Teaching robots to learn about the world through touch

Slowly, but surely, the Baxter robot is learning. It starts as a series random grasps — the big, red robot pokes and prods clumsily at objects on the table in front of it. The process is pretty excruciating to us humans, with around 50,000 grasps unfolding over the course of a month of eight hour days. The robot is learning through tactile feedback and trial and error — or, as the Carnegie Mellon computer science team behind the project puts it, it’s learning about the world around it like a baby.

In a paper titled “The Curious Robot: Learning Visual Representations via Physical Interactions,” the team demonstrates how an artificial intelligence can be trained to learn about objects by repeatedly interacting with them. “For example,” the CMU students write, “babies push objects, poke them, put them in their mouth and throw them to learn representations. Towards this goal, we build one of the first systems on a Baxter platform that pushes, pokes, grasps and observes objects in a tabletop environment.”

By the time we arrive at the CMU campus, Baxter has, thankfully, already slogged through the process numerous times. Lab assistant Dhiraj Gandhi has set  out a demo for us. The robot stands behind a table and Gandhi lays out a strange cross-section of objects.
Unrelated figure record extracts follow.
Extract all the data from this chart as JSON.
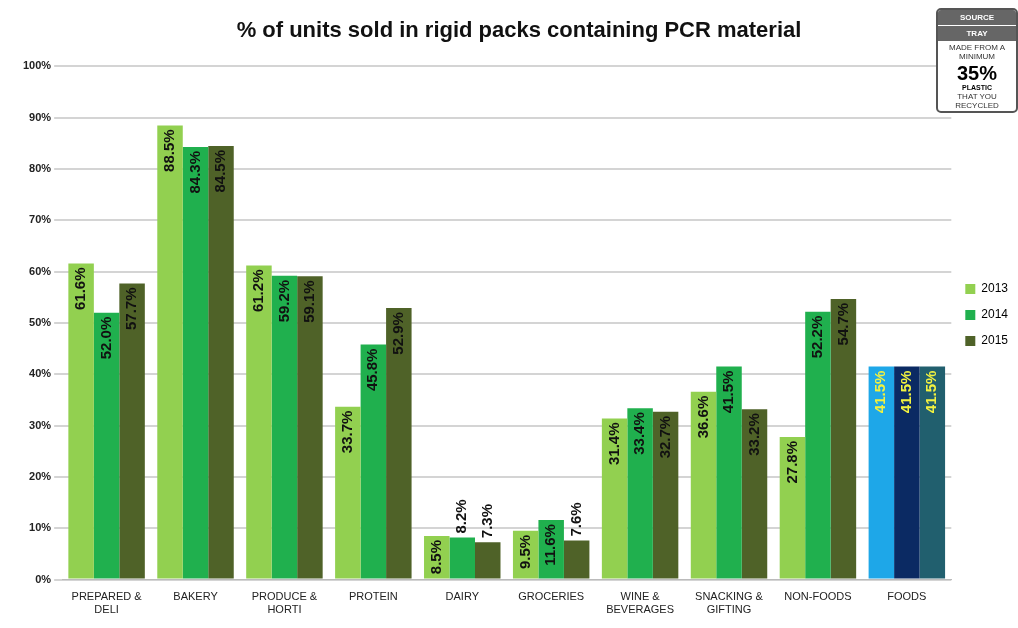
{
  "chart_data": {
    "type": "bar",
    "title": "% of units sold in rigid packs containing PCR material",
    "categories": [
      "PREPARED & DELI",
      "BAKERY",
      "PRODUCE & HORTI",
      "PROTEIN",
      "DAIRY",
      "GROCERIES",
      "WINE & BEVERAGES",
      "SNACKING & GIFTING",
      "NON-FOODS",
      "FOODS"
    ],
    "series": [
      {
        "name": "2013",
        "color": "#92d050",
        "colors": [
          "#92d050",
          "#92d050",
          "#92d050",
          "#92d050",
          "#92d050",
          "#92d050",
          "#92d050",
          "#92d050",
          "#92d050",
          "#1ea7e8"
        ],
        "values": [
          61.6,
          88.5,
          61.2,
          33.7,
          8.5,
          9.5,
          31.4,
          36.6,
          27.8,
          41.5
        ],
        "value_labels": [
          "61.6%",
          "88.5%",
          "61.2%",
          "33.7%",
          "8.5%",
          "9.5%",
          "31.4%",
          "36.6%",
          "27.8%",
          "41.5%"
        ]
      },
      {
        "name": "2014",
        "color": "#20b04e",
        "colors": [
          "#20b04e",
          "#20b04e",
          "#20b04e",
          "#20b04e",
          "#20b04e",
          "#20b04e",
          "#20b04e",
          "#20b04e",
          "#20b04e",
          "#0b2a63"
        ],
        "values": [
          52.0,
          84.3,
          59.2,
          45.8,
          8.2,
          11.6,
          33.4,
          41.5,
          52.2,
          41.5
        ],
        "value_labels": [
          "52.0%",
          "84.3%",
          "59.2%",
          "45.8%",
          "8.2%",
          "11.6%",
          "33.4%",
          "41.5%",
          "52.2%",
          "41.5%"
        ]
      },
      {
        "name": "2015",
        "color": "#4f6228",
        "colors": [
          "#4f6228",
          "#4f6228",
          "#4f6228",
          "#4f6228",
          "#4f6228",
          "#4f6228",
          "#4f6228",
          "#4f6228",
          "#4f6228",
          "#215f6e"
        ],
        "values": [
          57.7,
          84.5,
          59.1,
          52.9,
          7.3,
          7.6,
          32.7,
          33.2,
          54.7,
          41.5
        ],
        "value_labels": [
          "57.7%",
          "84.5%",
          "59.1%",
          "52.9%",
          "7.3%",
          "7.6%",
          "32.7%",
          "33.2%",
          "54.7%",
          "41.5%"
        ]
      }
    ],
    "ylim": [
      0,
      100
    ],
    "yticks": [
      {
        "value": 0,
        "label": "0%"
      },
      {
        "value": 10,
        "label": "10%"
      },
      {
        "value": 20,
        "label": "20%"
      },
      {
        "value": 30,
        "label": "30%"
      },
      {
        "value": 40,
        "label": "40%"
      },
      {
        "value": 50,
        "label": "50%"
      },
      {
        "value": 60,
        "label": "60%"
      },
      {
        "value": 70,
        "label": "70%"
      },
      {
        "value": 80,
        "label": "80%"
      },
      {
        "value": 90,
        "label": "90%"
      },
      {
        "value": 100,
        "label": "100%"
      }
    ],
    "grid": "y",
    "legend": "right",
    "annotations": [
      "SOURCE",
      "TRAY",
      "MADE FROM A MINIMUM",
      "35%",
      "PLASTIC",
      "THAT YOU RECYCLED"
    ]
  }
}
There’s a pencil case, an off-brand Power Ranger, some car toys and a stuffed meerkat, among others — dollar bin tchotchkes selected for their diverse and complex shapes.
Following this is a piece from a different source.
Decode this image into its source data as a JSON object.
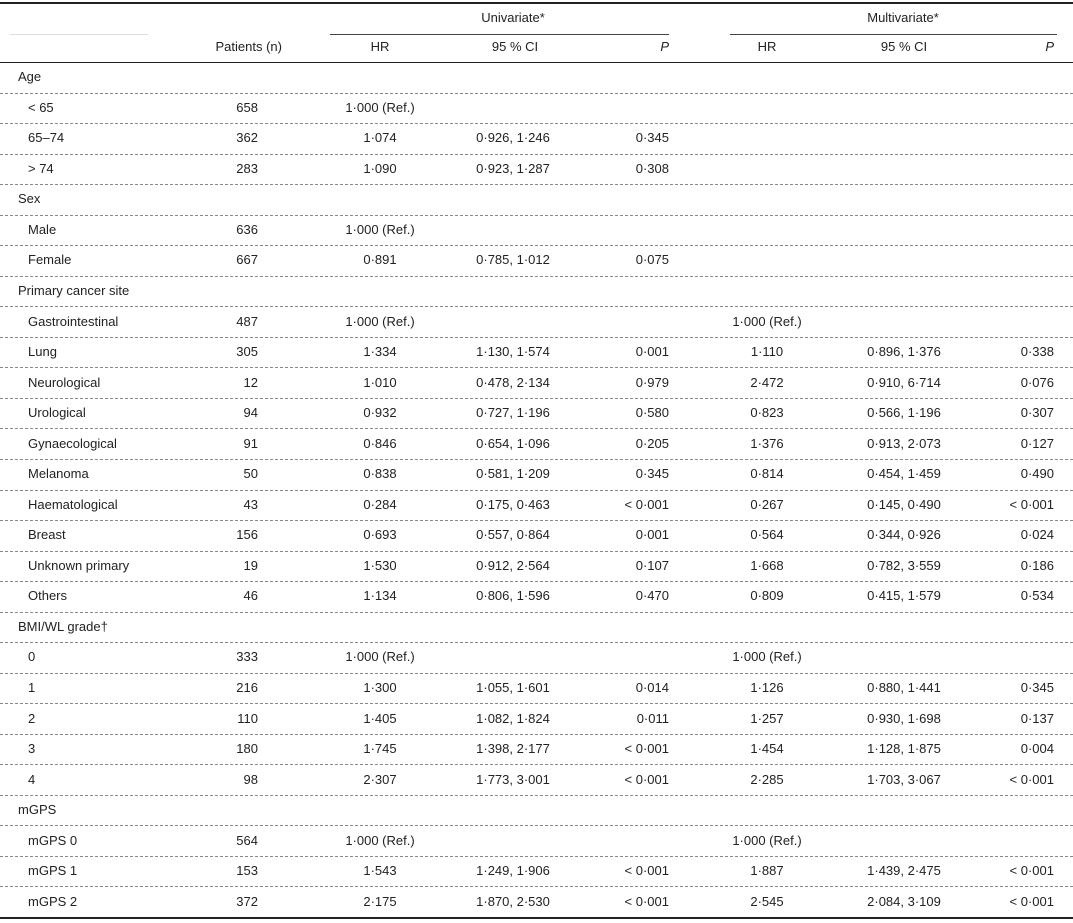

The demo is a combination of familiar and unfamiliar objects, and the contrast is immediately apparent. When the robot recognizes an object, it grasps it firmly, with a smile on its tablet-based face, dropping it into the appropriate box. If the object is unfamiliar, the face contorts, turning red and confused — but it’s nothing that another 50,000 or so additional grasps can’t solve.
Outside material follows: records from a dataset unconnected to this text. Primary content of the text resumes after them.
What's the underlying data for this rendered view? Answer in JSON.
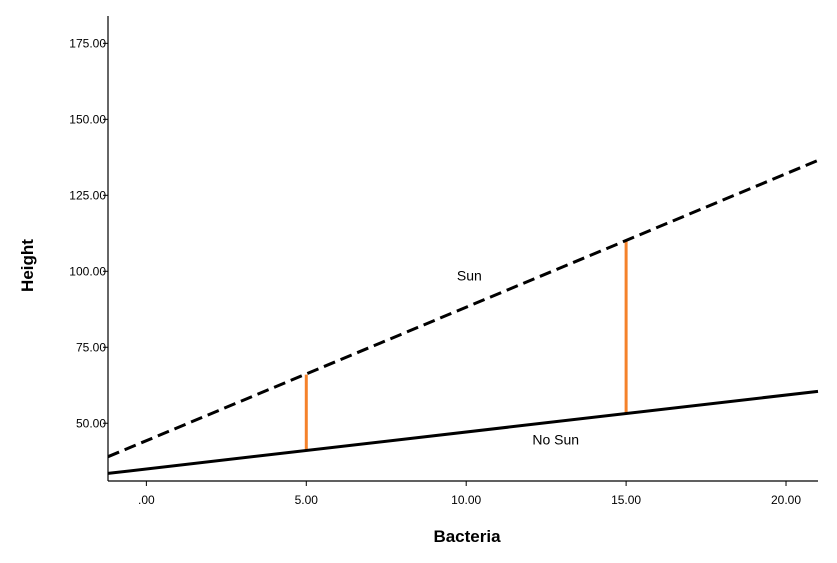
{
  "chart_data": {
    "type": "line",
    "xlabel": "Bacteria",
    "ylabel": "Height",
    "xlim": [
      -1.2,
      21.0
    ],
    "ylim": [
      31.0,
      184.0
    ],
    "x_ticks": [
      {
        "value": 0,
        "label": ".00"
      },
      {
        "value": 5,
        "label": "5.00"
      },
      {
        "value": 10,
        "label": "10.00"
      },
      {
        "value": 15,
        "label": "15.00"
      },
      {
        "value": 20,
        "label": "20.00"
      }
    ],
    "y_ticks": [
      {
        "value": 50,
        "label": "50.00"
      },
      {
        "value": 75,
        "label": "75.00"
      },
      {
        "value": 100,
        "label": "100.00"
      },
      {
        "value": 125,
        "label": "125.00"
      },
      {
        "value": 150,
        "label": "150.00"
      },
      {
        "value": 175,
        "label": "175.00"
      }
    ],
    "series": [
      {
        "name": "Sun",
        "style": "dashed",
        "color": "#000000",
        "x": [
          -1.2,
          21.0
        ],
        "y": [
          39.0,
          136.5
        ],
        "label_pos": {
          "x": 10.1,
          "y": 97.0
        }
      },
      {
        "name": "No Sun",
        "style": "solid",
        "color": "#000000",
        "x": [
          -1.2,
          21.0
        ],
        "y": [
          33.5,
          60.5
        ],
        "label_pos": {
          "x": 12.8,
          "y": 43.0
        }
      }
    ],
    "difference_segments": [
      {
        "x": 5,
        "y_low": 41.0,
        "y_high": 66.0,
        "color": "#f5822a"
      },
      {
        "x": 15,
        "y_low": 53.0,
        "y_high": 110.0,
        "color": "#f5822a"
      }
    ],
    "grid": false,
    "legend": "none"
  }
}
The research marks a change from more traditional forms of computer vision learning, in which system are taught to recognize objects through a “supervised” process that involves the inputting of labels. CMU’s robot teaches itself all on its own. “ Right now what happens in computer vision is you have passive data,” explains Gandhi. “There is no interaction between the image and how you get the label. What we want is that you get active data as you interact with the objects. Through that data, we want to get learn features that will be useful for other vision tasks.”